Cette polarité terre-ciel traverse toutes les traditions. Elle est le fondement de l'ancrage énergétique, qui consiste précisément à bien recevoir le courant qui monte de la terre.
L'énergie tellurique : le courant de la terre
L'énergie tellurique monte du sol. Elle est de nature Yin : stable, dense, nourrissante, régénérante. C'est elle qui nous ancre, nous solidifie, nous relie à la matière et au vivant. On la reçoit par les pieds, par le chakra racine, par le contact direct avec la terre : marcher pieds nus, s'allonger dans l'herbe, jardiner.
Une personne coupée du tellurique flotte : idées en l'air, corps négligé, difficulté à concrétiser, sensation de ne pas toucher terre. Beaucoup de personnes très mentales ou très spirituelles manquent d'abord de ce courant-là.
L'énergie cosmique : le courant du ciel
L'énergie cosmique descend d'en haut. Elle est de nature Yang : légère, claire, subtile, élevante. C'est elle qui inspire, éclaire, ouvre à plus grand que soi. On la reçoit par le sommet du crâne, par le chakra couronne, par la contemplation, la méditation, l'élévation de l'attention.
Une personne coupée du cosmique s'alourdit : enfermée dans le matériel, sans horizon, sans sens. Trop de terre sans ciel donne la lourdeur ; trop de ciel sans terre donne l'illusion.
L'équilibre : être un pont
Le but n'est pas de choisir un courant, mais de laisser les deux se rencontrer en soi. L'image traditionnelle est celle de l'arbre — racines dans la terre, branches vers le ciel — ou du canal humain qui relie le bas et le haut. Bien réglé, on est enraciné et inspiré à la fois : les pieds sur terre, la tête au clair.
La plupart d'entre nous penchent d'un côté. Le travail consiste à renforcer le courant qui manque : ceux qui flottent ont besoin de terre, ceux qui s'alourdissent ont besoin de ciel.
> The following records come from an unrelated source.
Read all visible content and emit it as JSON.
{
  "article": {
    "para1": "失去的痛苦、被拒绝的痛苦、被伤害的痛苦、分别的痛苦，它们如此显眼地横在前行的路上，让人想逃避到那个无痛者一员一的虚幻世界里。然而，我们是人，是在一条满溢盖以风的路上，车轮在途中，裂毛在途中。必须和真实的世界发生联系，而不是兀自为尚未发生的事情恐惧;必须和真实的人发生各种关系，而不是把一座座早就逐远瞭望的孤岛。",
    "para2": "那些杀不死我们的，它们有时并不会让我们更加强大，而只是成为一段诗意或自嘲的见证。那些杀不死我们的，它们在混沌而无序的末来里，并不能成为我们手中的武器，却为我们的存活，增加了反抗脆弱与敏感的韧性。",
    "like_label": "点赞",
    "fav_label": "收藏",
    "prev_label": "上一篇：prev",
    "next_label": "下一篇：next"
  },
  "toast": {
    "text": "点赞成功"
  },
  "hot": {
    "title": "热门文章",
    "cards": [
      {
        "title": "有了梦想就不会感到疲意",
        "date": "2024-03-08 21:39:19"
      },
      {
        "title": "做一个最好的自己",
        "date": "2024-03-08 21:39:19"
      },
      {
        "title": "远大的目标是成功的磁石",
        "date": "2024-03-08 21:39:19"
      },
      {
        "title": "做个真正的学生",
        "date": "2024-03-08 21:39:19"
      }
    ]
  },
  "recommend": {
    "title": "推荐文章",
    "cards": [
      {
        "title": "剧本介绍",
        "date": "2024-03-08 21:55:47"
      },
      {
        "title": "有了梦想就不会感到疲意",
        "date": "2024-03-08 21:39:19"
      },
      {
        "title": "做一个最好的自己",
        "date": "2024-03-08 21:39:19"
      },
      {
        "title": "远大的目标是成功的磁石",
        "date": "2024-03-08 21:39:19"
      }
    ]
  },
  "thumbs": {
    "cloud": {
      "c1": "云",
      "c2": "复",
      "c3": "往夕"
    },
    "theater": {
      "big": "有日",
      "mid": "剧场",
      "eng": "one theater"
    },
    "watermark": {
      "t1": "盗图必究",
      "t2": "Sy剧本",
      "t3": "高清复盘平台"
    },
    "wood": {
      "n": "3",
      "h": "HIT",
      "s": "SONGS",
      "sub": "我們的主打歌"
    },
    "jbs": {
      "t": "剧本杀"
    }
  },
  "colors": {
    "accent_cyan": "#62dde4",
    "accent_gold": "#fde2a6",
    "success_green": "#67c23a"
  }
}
S'équilibrer, c'est devenir ce pont vivant entre les deux.
En résumé
Deux courants nous traversent : l'énergie tellurique qui monte de la terre (dense, ancrante, Yin) et l'énergie cosmique qui descend du ciel (subtile, inspirante, Yang). La santé énergétique n'est pas de choisir l'un, mais de les relier en soi — enraciné et inspiré à la fois, comme un arbre entre terre et ciel.